Il secoue bonassement les mains de Bernard qui se lève avec effort et dit tristement:

--C’est le troisième gars que j’ perds, Monsieur.

--Fichtre!

M. Bourdin ne trouve pas autre chose, car il est ému à son tour. Bernard ne songe plus qu’à s’en aller ailleurs, parce qu’ici le cœur lui fait trop mal. M. Bourdin propose «de l’accompagner un bout»; mais il l’arrête au seuil à cause du soleil et qu’il n’a pas de chapeau.

Bernard s’éloigne par la petite rue en rangeant les maisons, comme s’il avait honte de se montrer. Le gamin au cerceau le frôle en courant, débraillé, soufflant de vie. Bernard s’essuie les yeux avec le dos de la main et marche plus fort. Les gens qui le voient passer de ce train fou, le béret de travers, la face bouleversée, disent avec étonnement:

--V’la Bernard qui s’a dérangé.

Mais quand il rentre chez lui, sa bonne femme comprend et se met à trembler sur sa chaise. Puis, son visage se crispe comme celui d’un petit enfant et elle pleure à chaudes larmes, en répétant:

--Ça y est! Ça y est!

La douleur de sa femme distrait le brigadier de la sienne. Ranimé, il encourage la mère, lui dit qu’on est seulement sans nouvelles, qu’on n’a pas trouvé d’épave, qu’on ne sait rien, qu’il faut espérer, et un tas de choses auxquelles il ne croit pas lui-même, mais qui lui viennent aux lèvres naturellement, par pitié. Elle pleure, se lamente, grossièrement remuée, mais profondément, car elle souffre dans son instinct. Elle ressasse le nom de son petit gars, Eugène, Eugène, l’enfant de ses entrailles, perdu à l’autre bout du monde et dont elle ne verra même pas le cadavre.

Dans un coin de la chambre, P’tit Pierre, qui triait des pommes de terre, a relevé la tête vers ses parents. Ils ne font point attention à lui maintenant, ils ont leur douleur. P’tit Pierre n’a pas entendu parler de mort; mais il sent bien qu’il y a une catastrophe parce qu’ils appellent le grand frère et qu’ils pleurent. Les larmes surtout le touchent, sans en savoir la cause, car c’est de l’eau qui coule quand on a mal. Sa mère a mal, très mal sans doute, puisqu’elle se plaint tout haut, comme les enfants, ce qui n’est pas l’habitude des grandes personnes.
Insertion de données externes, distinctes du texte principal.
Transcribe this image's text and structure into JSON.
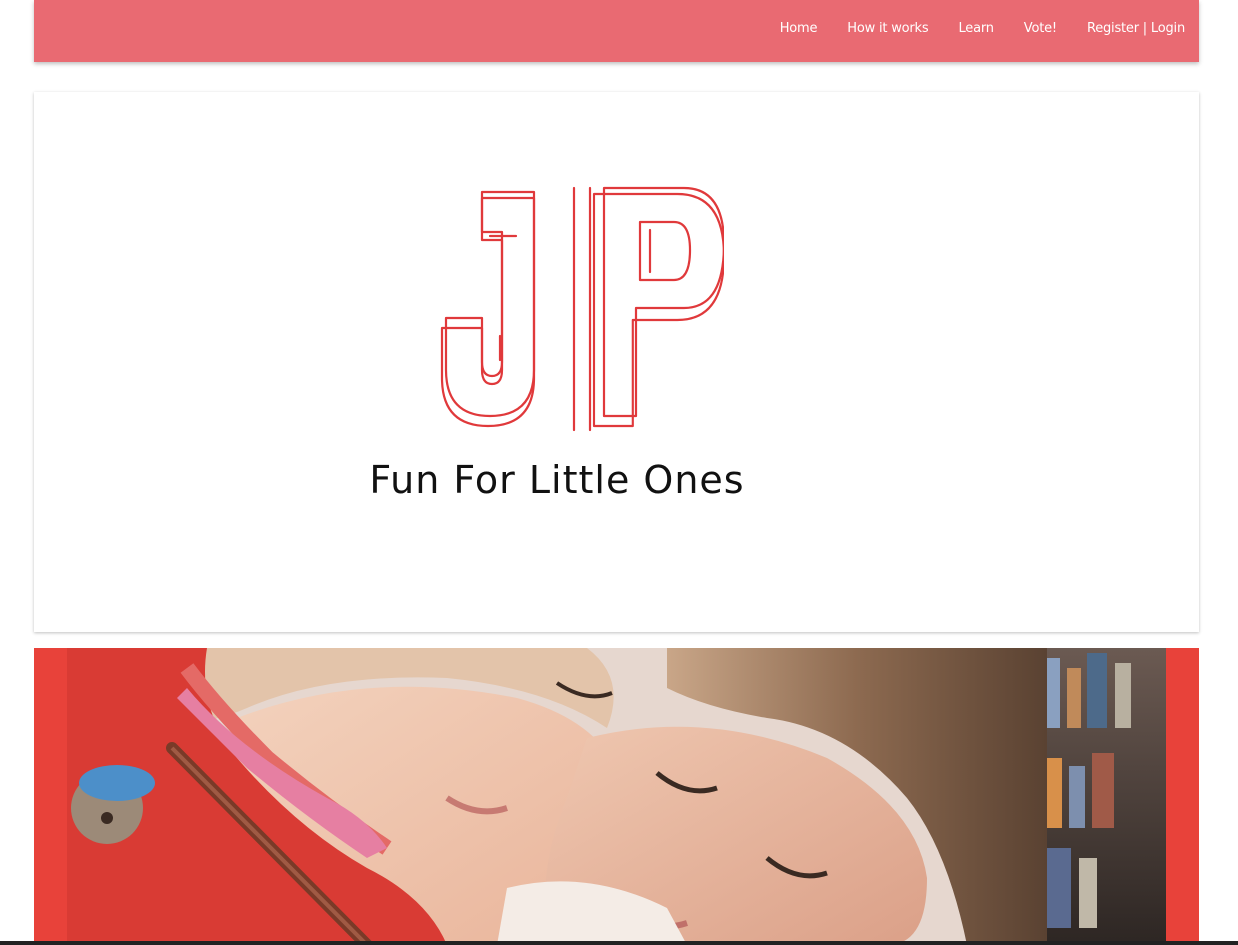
{
  "nav": {
    "items": [
      {
        "label": "Home"
      },
      {
        "label": "How it works"
      },
      {
        "label": "Learn"
      },
      {
        "label": "Vote!"
      },
      {
        "label": "Register | Login"
      }
    ]
  },
  "logo": {
    "letters": "JP",
    "tagline": "Fun For Little Ones"
  },
  "colors": {
    "navbar": "#e96a72",
    "logo_stroke": "#e0393b",
    "hero_frame": "#e8423a"
  }
}
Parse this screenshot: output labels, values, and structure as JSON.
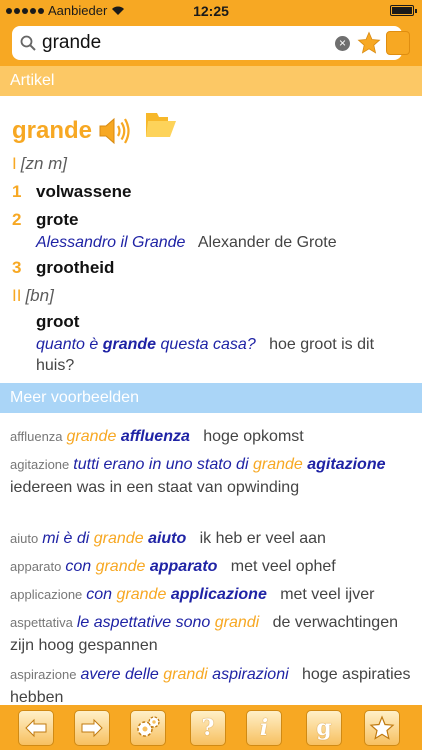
{
  "status": {
    "carrier": "Aanbieder",
    "time": "12:25"
  },
  "search": {
    "value": "grande",
    "placeholder": ""
  },
  "sections": {
    "article_title": "Artikel",
    "more_examples_title": "Meer voorbeelden"
  },
  "article": {
    "headword": "grande",
    "part1": {
      "roman": "I",
      "pos": "[zn m]"
    },
    "senses": [
      {
        "num": "1",
        "text": "volwassene"
      },
      {
        "num": "2",
        "text": "grote"
      },
      {
        "num": "3",
        "text": "grootheid"
      }
    ],
    "sense2_example": {
      "it": "Alessandro il Grande",
      "tr": "Alexander de Grote"
    },
    "part2": {
      "roman": "II",
      "pos": "[bn]"
    },
    "adj_sense": "groot",
    "adj_example": {
      "it_pre": "quanto è",
      "it_bold": "grande",
      "it_post": "questa casa?",
      "tr": "hoe groot is dit huis?"
    }
  },
  "examples": [
    {
      "key": "affluenza",
      "parts": [
        {
          "s": "grande",
          "c": "o"
        },
        {
          "s": " "
        },
        {
          "s": "affluenza",
          "c": "b"
        }
      ],
      "tr": "hoge opkomst"
    },
    {
      "key": "agitazione",
      "parts": [
        {
          "s": "tutti erano in uno stato di",
          "c": "i"
        },
        {
          "s": " "
        },
        {
          "s": "grande",
          "c": "o"
        },
        {
          "s": " "
        },
        {
          "s": "agitazione",
          "c": "b"
        }
      ],
      "tr": "iedereen was in een staat van opwinding"
    },
    {
      "key": "aiuto",
      "parts": [
        {
          "s": "mi è di",
          "c": "i"
        },
        {
          "s": " "
        },
        {
          "s": "grande",
          "c": "o"
        },
        {
          "s": " "
        },
        {
          "s": "aiuto",
          "c": "b"
        }
      ],
      "tr": "ik heb er veel aan"
    },
    {
      "key": "apparato",
      "parts": [
        {
          "s": "con",
          "c": "i"
        },
        {
          "s": " "
        },
        {
          "s": "grande",
          "c": "o"
        },
        {
          "s": " "
        },
        {
          "s": "apparato",
          "c": "b"
        }
      ],
      "tr": "met veel ophef"
    },
    {
      "key": "applicazione",
      "parts": [
        {
          "s": "con",
          "c": "i"
        },
        {
          "s": " "
        },
        {
          "s": "grande",
          "c": "o"
        },
        {
          "s": " "
        },
        {
          "s": "applicazione",
          "c": "b"
        }
      ],
      "tr": "met veel ijver"
    },
    {
      "key": "aspettativa",
      "parts": [
        {
          "s": "le aspettative sono",
          "c": "i"
        },
        {
          "s": " "
        },
        {
          "s": "grandi",
          "c": "o"
        }
      ],
      "tr": "de verwachtingen zijn hoog gespannen"
    },
    {
      "key": "aspirazione",
      "parts": [
        {
          "s": "avere delle",
          "c": "i"
        },
        {
          "s": " "
        },
        {
          "s": "grandi",
          "c": "o"
        },
        {
          "s": " "
        },
        {
          "s": "aspirazioni",
          "c": "i"
        }
      ],
      "tr": "hoge aspiraties hebben"
    }
  ],
  "toolbar": {
    "info_glyph": "i",
    "help_glyph": "?",
    "g_glyph": "g"
  },
  "colors": {
    "accent": "#f7a823",
    "header_orange": "#fcc865",
    "header_blue": "#aad5f7",
    "italian_blue": "#1f23a5"
  }
}
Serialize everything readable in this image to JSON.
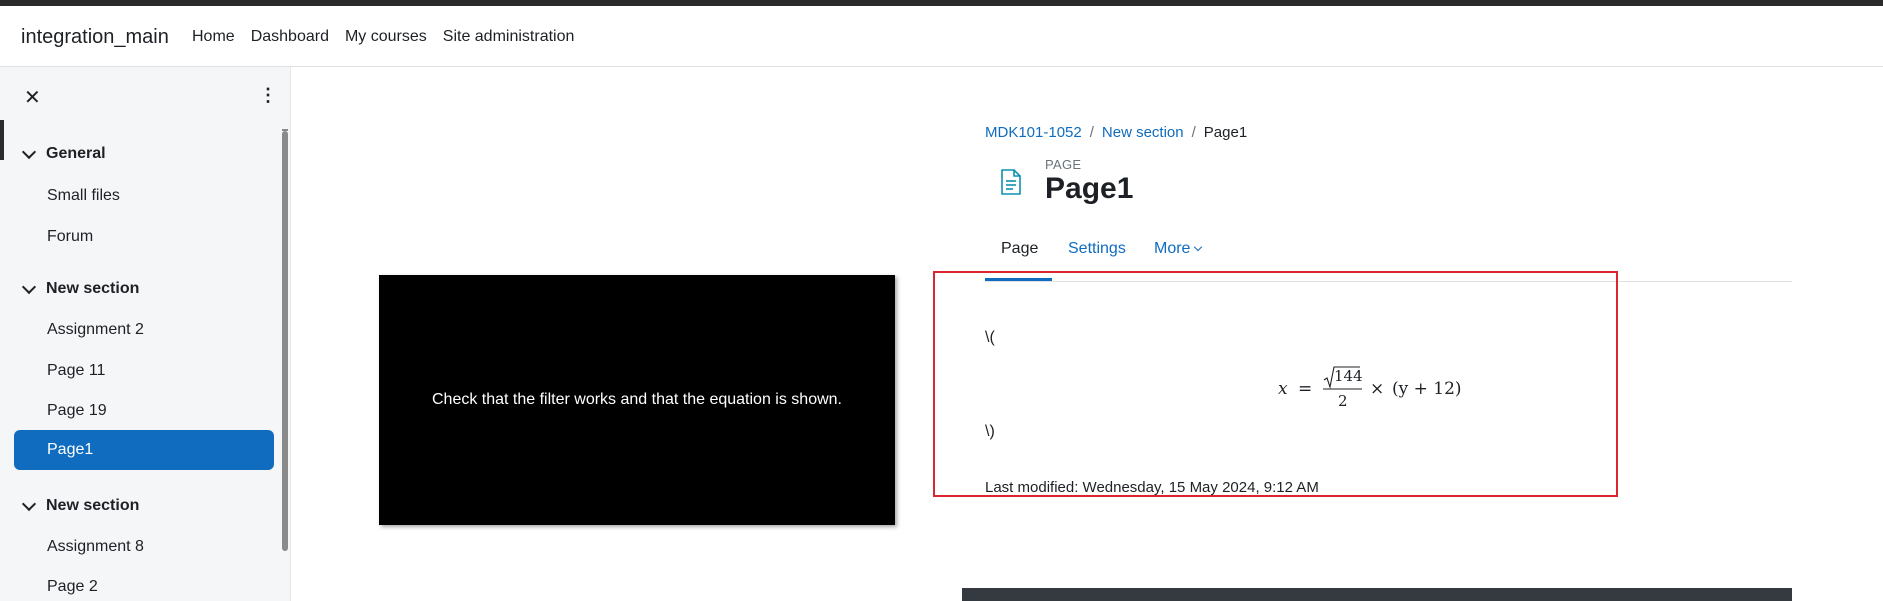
{
  "navbar": {
    "brand": "integration_main",
    "links": [
      "Home",
      "Dashboard",
      "My courses",
      "Site administration"
    ]
  },
  "drawer": {
    "close_icon": "close-icon",
    "menu_icon": "kebab-menu-icon",
    "sections": [
      {
        "title": "General",
        "items": [
          "Small files",
          "Forum"
        ]
      },
      {
        "title": "New section",
        "items": [
          "Assignment 2",
          "Page 11",
          "Page 19",
          "Page1"
        ]
      },
      {
        "title": "New section",
        "items": [
          "Assignment 8",
          "Page 2"
        ]
      }
    ],
    "active_item": "Page1"
  },
  "video": {
    "caption": "Check that the filter works and that the equation is shown."
  },
  "breadcrumb": {
    "course": "MDK101-1052",
    "section": "New section",
    "current": "Page1",
    "separator": "/"
  },
  "header": {
    "label": "PAGE",
    "title": "Page1",
    "icon": "page-document-icon"
  },
  "tabs": {
    "page": "Page",
    "settings": "Settings",
    "more": "More"
  },
  "content": {
    "latex_open": "\\(",
    "latex_close": "\\)",
    "equation": {
      "lhs": "x",
      "eq": "=",
      "sqrt_arg": "144",
      "denominator": "2",
      "times": "×",
      "rhs": "(y + 12)"
    },
    "last_modified": "Last modified: Wednesday, 15 May 2024, 9:12 AM"
  },
  "colors": {
    "accent": "#0f6cbf",
    "highlight_border": "#d9262f",
    "drawer_bg": "#f5f6f8"
  }
}
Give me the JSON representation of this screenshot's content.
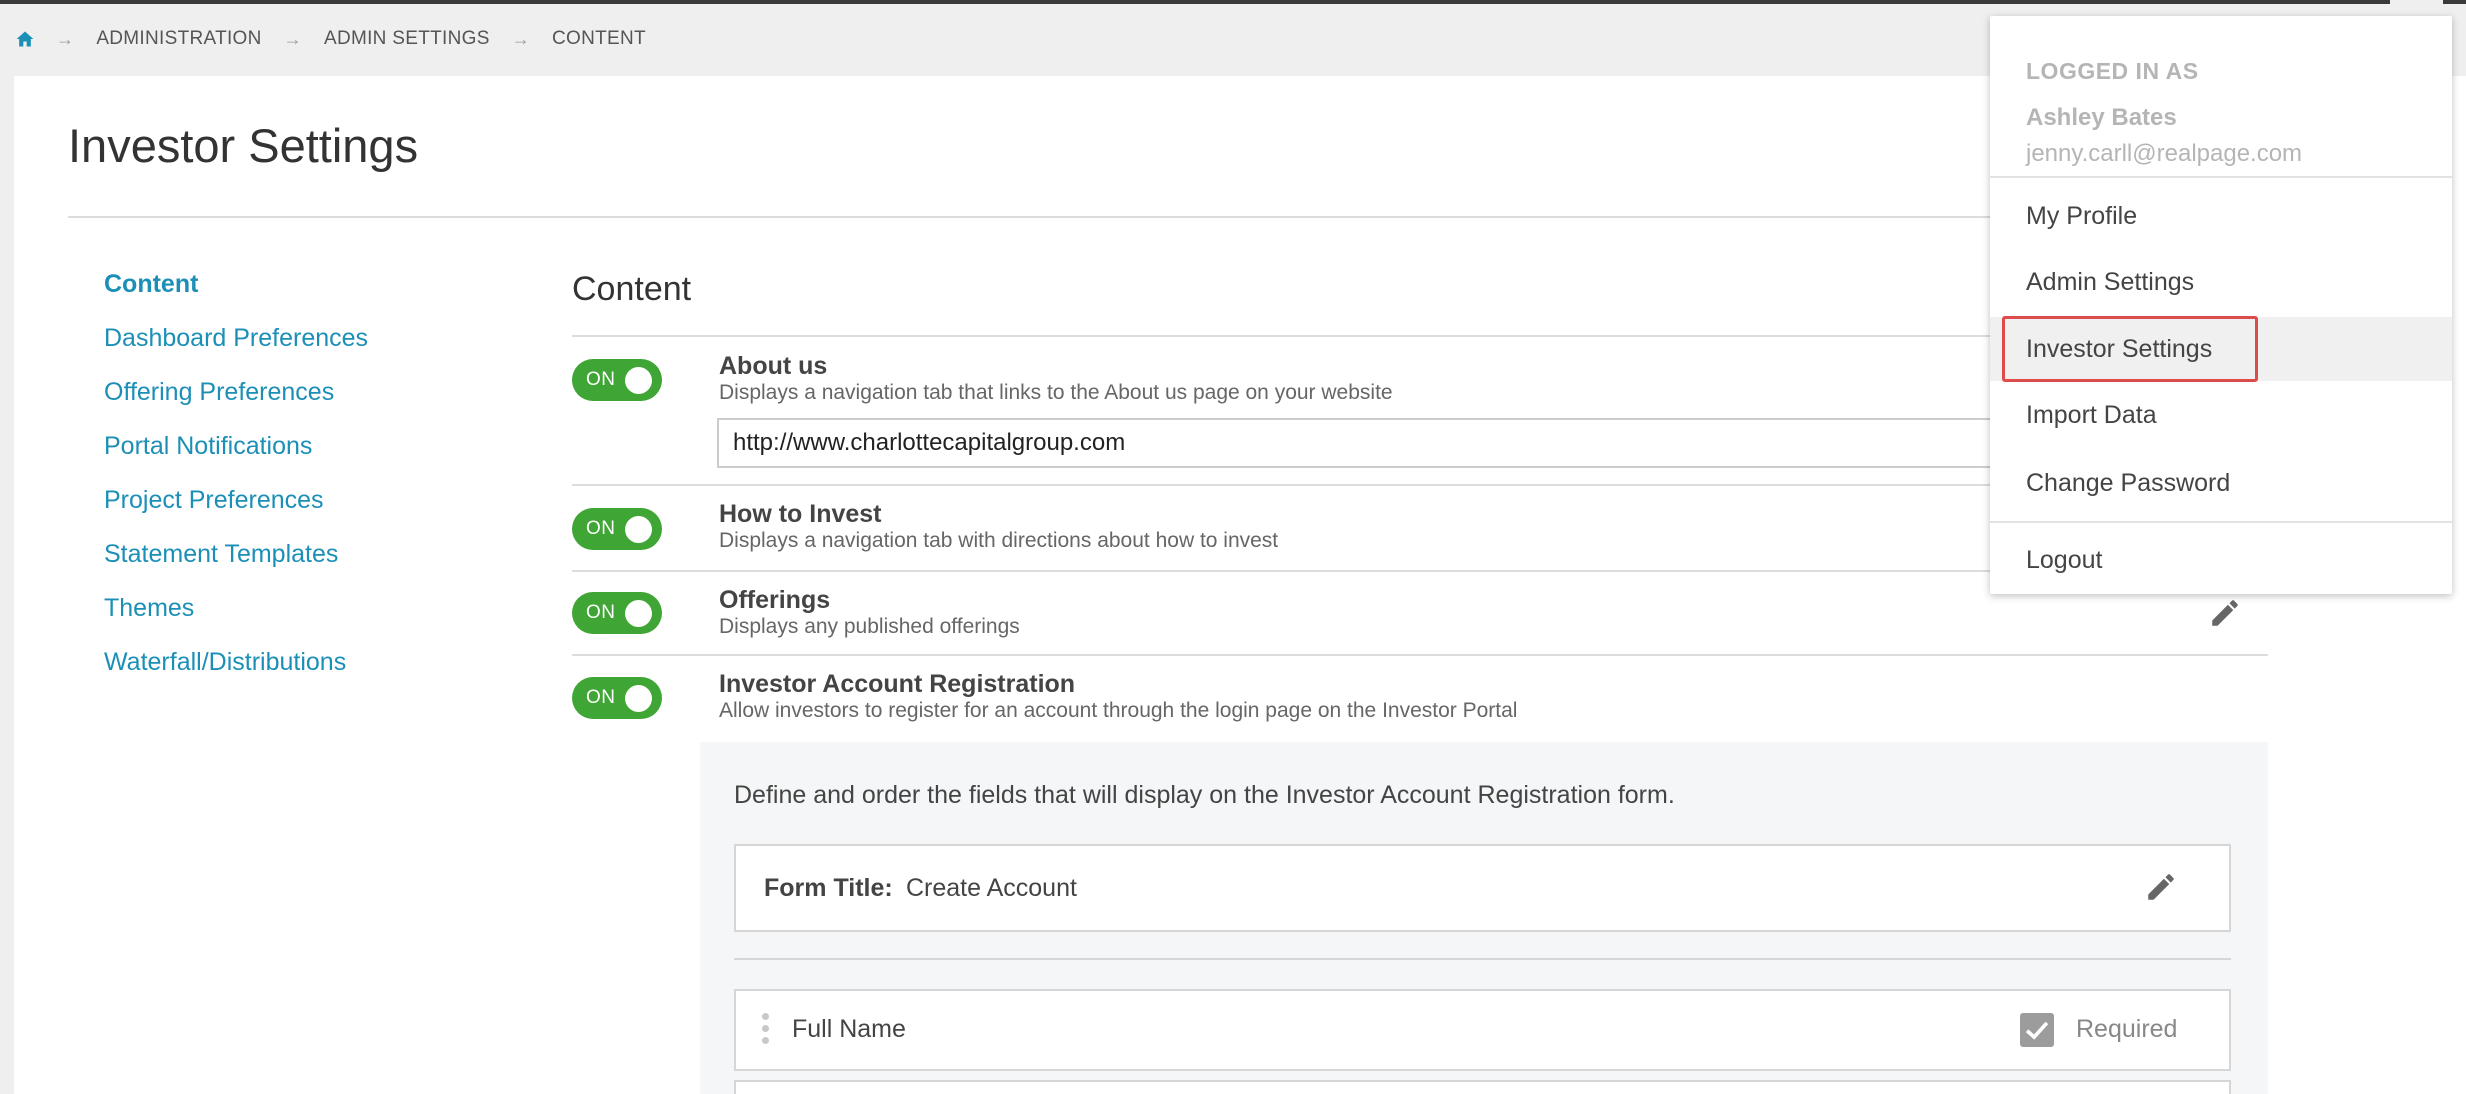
{
  "breadcrumb": {
    "items": [
      "ADMINISTRATION",
      "ADMIN SETTINGS",
      "CONTENT"
    ]
  },
  "page": {
    "title": "Investor Settings"
  },
  "sidenav": {
    "items": [
      {
        "label": "Content",
        "active": true
      },
      {
        "label": "Dashboard Preferences",
        "active": false
      },
      {
        "label": "Offering Preferences",
        "active": false
      },
      {
        "label": "Portal Notifications",
        "active": false
      },
      {
        "label": "Project Preferences",
        "active": false
      },
      {
        "label": "Statement Templates",
        "active": false
      },
      {
        "label": "Themes",
        "active": false
      },
      {
        "label": "Waterfall/Distributions",
        "active": false
      }
    ]
  },
  "content": {
    "section_title": "Content",
    "settings": [
      {
        "toggle_label": "ON",
        "title": "About us",
        "description": "Displays a navigation tab that links to the About us page on your website",
        "url_value": "http://www.charlottecapitalgroup.com"
      },
      {
        "toggle_label": "ON",
        "title": "How to Invest",
        "description": "Displays a navigation tab with directions about how to invest"
      },
      {
        "toggle_label": "ON",
        "title": "Offerings",
        "description": "Displays any published offerings"
      },
      {
        "toggle_label": "ON",
        "title": "Investor Account Registration",
        "description": "Allow investors to register for an account through the login page on the Investor Portal"
      }
    ],
    "registration": {
      "intro": "Define and order the fields that will display on the Investor Account Registration form.",
      "form_title_label": "Form Title:",
      "form_title_value": "Create Account",
      "fields": [
        {
          "name": "Full Name",
          "required_label": "Required",
          "required": true
        }
      ]
    }
  },
  "user_menu": {
    "header": "LOGGED IN AS",
    "user_name": "Ashley Bates",
    "user_email": "jenny.carll@realpage.com",
    "items": [
      "My Profile",
      "Admin Settings",
      "Investor Settings",
      "Import Data",
      "Change Password"
    ],
    "highlighted_item": "Investor Settings",
    "logout": "Logout"
  },
  "colors": {
    "accent": "#1c8fb7",
    "toggle_on": "#3fa535",
    "highlight_border": "#dd4b4b"
  },
  "icons": [
    "home-icon",
    "chevron-right-icon",
    "pencil-icon",
    "drag-handle-icon",
    "checkbox-icon"
  ]
}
P’tit Pierre approche derrière le père. Il voudrait qu’on le remarquât, mais il n’ose parler et ne sait que dire. Le brigadier a tiré son mouchoir à carreaux et se mouche bruyamment. Alors P’tit Pierre va s’abattre sur les genoux de sa mère, dans le tablier humide.

--Toi! toi! tu resteras, toi! supplie la bonne femme.

Elle écrase le front de l’enfant sur sa poitrine et le tient à belles mains, de toute sa force. Son tricot a roulé par terre où les aiguilles brillent. P’tit Pierre a le cœur si gros qu’il éclate en larmes.

--Ah! le bon, le bon petit gars! dit le brigadier.

La mère le hisse sur ses genoux, le berce un peu, par souvenir, et lui parle à l’oreille:

--Mon petit, mon tout petit, tu quitteras point ta mé, dis... C’est Ugène, maintenant que l’ bon Dieu nous a pris... Il ’tait si fort, il ’tait si beau pourtant!... Mon petit, mon petit, y a pus qu’ toi, toi et Florent... pus qu’ deux gars à moi, pus qu’deux....

P’tit Pierre sanglote, et tout hoquetant, la voix mouillée, il promet à sa mère en la prenant par le cou:

--J’irai chez Zacharie, va... j’veux rester... j’veux être menuisier...

Bernard sourit de joie et empoigne son fils pour l’embrasser.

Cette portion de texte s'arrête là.